Mahmoudbassuoni commented 1 year ago

yeah I have used the forward and the reverse reads for the same run from the same folder which is supposed to be on the same line in the link you posted. so I mean I used the links for the ftp from one line which is supposed to be matching the same run.

chunlinxiao commented 1 year ago

In your example, can you post the full path of the two files you were using for mapping? have you checked the md5?

Mahmoudbassuoni commented 1 year ago

Hi, That was the Forward strand: "ftp://ftp-trace.ncbi.nih.gov/ReferenceSamples/giab/data/NA12878/NIST_NA12878_HG001_HiSeq_300x/131219_D00360_005_BH814YADXX/Project_RM8398/Sample_U0a/U0a_CGATGT_L001_R1_001.fastq.gz" and that was the Reverse one: "ftp://ftp-trace.ncbi.nih.gov/ReferenceSamples/giab/data/NA12878/NIST_NA12878_HG001_HiSeq_300x/131219_D00360_005_BH814YADXX/Project_RM8398/Sample_U0a/U0a_CGATGT_L001_R2_001.fastq.gz"

Mahmoudbassuoni commented 1 year ago

I have checked the md5 now and it looks something wrong with the files download, I am downloading it now and will check it again, and get back to you. Thanks,

Mahmoudbassuoni commented 1 year ago

Hi , @chunlinxiao I have downloaded the files again but still the output of the md5sum not matching the one on the ftp site, I am not sure what could be wrong, I have tried the same thing with another 2 strands and the same happens.

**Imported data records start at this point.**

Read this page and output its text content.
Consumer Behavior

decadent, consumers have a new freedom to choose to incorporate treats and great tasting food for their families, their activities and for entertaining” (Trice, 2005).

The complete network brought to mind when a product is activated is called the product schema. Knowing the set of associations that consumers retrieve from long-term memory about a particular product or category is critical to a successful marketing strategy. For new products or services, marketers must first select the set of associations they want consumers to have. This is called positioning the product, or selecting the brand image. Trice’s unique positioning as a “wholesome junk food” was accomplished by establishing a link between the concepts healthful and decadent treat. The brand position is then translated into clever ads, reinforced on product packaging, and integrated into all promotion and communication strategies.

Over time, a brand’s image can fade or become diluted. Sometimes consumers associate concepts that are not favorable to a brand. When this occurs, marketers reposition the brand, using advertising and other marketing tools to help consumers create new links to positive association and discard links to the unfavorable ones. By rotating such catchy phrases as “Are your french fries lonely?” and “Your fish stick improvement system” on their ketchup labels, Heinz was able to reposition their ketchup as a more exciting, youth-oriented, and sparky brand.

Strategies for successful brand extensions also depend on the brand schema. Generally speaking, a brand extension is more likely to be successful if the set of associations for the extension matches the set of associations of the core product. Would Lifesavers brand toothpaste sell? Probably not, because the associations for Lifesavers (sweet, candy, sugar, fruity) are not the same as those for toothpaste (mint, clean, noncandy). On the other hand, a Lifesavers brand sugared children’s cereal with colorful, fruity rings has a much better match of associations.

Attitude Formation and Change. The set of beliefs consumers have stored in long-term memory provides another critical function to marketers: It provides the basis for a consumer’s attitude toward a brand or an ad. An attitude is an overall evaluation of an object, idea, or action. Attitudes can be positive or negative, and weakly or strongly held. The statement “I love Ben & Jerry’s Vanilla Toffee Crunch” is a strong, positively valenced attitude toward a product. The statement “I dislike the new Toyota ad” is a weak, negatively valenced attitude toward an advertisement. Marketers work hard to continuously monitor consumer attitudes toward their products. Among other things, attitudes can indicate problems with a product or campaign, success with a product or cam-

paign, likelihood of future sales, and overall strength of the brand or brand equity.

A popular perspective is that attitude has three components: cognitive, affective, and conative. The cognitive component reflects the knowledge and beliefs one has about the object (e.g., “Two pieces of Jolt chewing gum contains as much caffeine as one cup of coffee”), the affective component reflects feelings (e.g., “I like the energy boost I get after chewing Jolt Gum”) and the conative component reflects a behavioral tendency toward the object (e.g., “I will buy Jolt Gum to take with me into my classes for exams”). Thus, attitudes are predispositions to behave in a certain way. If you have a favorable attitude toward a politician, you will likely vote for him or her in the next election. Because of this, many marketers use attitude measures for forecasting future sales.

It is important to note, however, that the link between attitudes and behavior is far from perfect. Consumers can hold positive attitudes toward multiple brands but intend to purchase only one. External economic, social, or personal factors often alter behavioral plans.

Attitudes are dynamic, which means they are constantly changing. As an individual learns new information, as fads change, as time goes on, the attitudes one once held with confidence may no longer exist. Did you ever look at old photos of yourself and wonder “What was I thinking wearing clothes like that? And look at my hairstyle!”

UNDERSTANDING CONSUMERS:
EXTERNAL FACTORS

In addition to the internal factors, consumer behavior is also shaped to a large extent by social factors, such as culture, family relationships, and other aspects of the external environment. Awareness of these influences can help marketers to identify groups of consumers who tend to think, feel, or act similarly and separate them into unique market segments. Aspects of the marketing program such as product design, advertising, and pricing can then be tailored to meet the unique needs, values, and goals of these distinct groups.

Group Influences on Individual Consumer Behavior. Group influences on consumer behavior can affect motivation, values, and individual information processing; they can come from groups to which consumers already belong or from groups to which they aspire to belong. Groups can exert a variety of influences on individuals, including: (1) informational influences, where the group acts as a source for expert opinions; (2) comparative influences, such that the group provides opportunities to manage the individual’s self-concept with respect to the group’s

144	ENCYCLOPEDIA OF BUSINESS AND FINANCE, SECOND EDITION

Mahmoudbassuoni commented 1 year ago

I have tried to do the alignment process using 2 paired reads from the folder "giab/ftp/data/NA12878/NIST_NA12878_HG001_HiSeq_300x/131219_D00360_005_BH814YADXX/Project_RM8398/Sample_U0a/" and it went fine but I am not sure of the data quality as those files are from 2014 however the other files above are from 2020 so it is supposed to be more reliable

chunlinxiao commented 1 year ago

thanks for the update and glad your alignment process was fine now - I also tested your pairs on our side, nothing was wrong, so the paired data is fine.

Regarding the md5, we recently performed a metadata collection/analysis regarding all fastqs, involving gunzip/gzip - this may produce different md5s (from different gz file header if not using gzip -n ). However, the uncompressed file (fastq file) are unchanged with identical md5. The sequence.index files may need to be updated accordingly.

Mahmoudbassuoni commented 1 year ago

so what do you think of depending on the old FastQs from 2014 ? I am running a benchmarking process so is it fine to use those fastqs and then using the VCFs from the NIST V4 directory ?

jzook commented 1 year ago

Hi @Mahmoudbassuoni - all of the files in those directories were generated ~2014. They are probably ok to use for some purposes, but if you want to understand how your methods work on more recent illumina data, you may want to use data from this publication: https://doi.org/10.1101/2020.12.11.422022.

chunlinxiao commented 1 year ago

Hi @Mahmoudbassuoni , the md5s were updated in sequence.index.NA12878_Illumina300X_wgs_09252015_updated (you can follow the link from the table).